The current Supreme Court, no longer headed by Iftikhar Chaudhry but a sober and educated chief justice, should throw out the July 31, 2007 judgment so that we can get on with saving Pakistan.

I am more worried for Nawaz Sharif and his government than for Pervez Musharraf. If the Supreme Court were to throw out the July 31, 2009 judgment the entire treason case against Musharraf would collapse and Nawaz Sharif would be off the hook and the government could try to achieve some stability that is so needed by America for an orderly drawdown of NATO troops this year. Legally speaking, however, if Sharif wishes to put his hand back into the fire that threatens to become a conflagration, there is nothing to stop him from following this known proclivity for self-destruction.
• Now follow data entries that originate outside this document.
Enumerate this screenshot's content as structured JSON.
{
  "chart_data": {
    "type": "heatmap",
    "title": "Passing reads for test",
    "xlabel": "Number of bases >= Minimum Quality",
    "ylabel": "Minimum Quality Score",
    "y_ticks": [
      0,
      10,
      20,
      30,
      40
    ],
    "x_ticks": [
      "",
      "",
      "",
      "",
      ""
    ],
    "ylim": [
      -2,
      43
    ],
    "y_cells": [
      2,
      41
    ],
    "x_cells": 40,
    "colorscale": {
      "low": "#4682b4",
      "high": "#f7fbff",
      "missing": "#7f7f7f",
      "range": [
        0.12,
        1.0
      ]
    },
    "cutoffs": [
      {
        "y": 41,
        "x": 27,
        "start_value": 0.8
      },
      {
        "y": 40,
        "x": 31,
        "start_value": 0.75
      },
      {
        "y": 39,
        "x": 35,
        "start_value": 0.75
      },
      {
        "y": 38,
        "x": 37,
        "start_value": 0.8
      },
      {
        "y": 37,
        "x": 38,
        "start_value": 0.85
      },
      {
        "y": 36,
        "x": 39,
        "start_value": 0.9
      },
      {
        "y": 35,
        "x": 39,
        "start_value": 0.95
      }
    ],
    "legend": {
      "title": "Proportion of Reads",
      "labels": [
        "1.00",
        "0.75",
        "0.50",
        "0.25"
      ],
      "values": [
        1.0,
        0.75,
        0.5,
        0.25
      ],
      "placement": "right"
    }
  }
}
He must think it through carefully for it is for the government in cabinet to decide whether or not to try Musharraf, keeping in view, of course, the political ramifications, repercussions and public interest. If government decides to go ahead with such a trial then the proper course would be to try Musharraf from October 12, 1999 along with all his aiders and abettors in the army action and for the November 3, 2007 emergency as well – along with all aiders and abettors. The first person to be then called will be Prime Minister Nawaz Sharif for creating such conditions on October 12, 1999 that forced the army to intervene to prevent its chief from being handed over to India, a treacherous attempt that mercifully failed, and saving the federation and its constitution.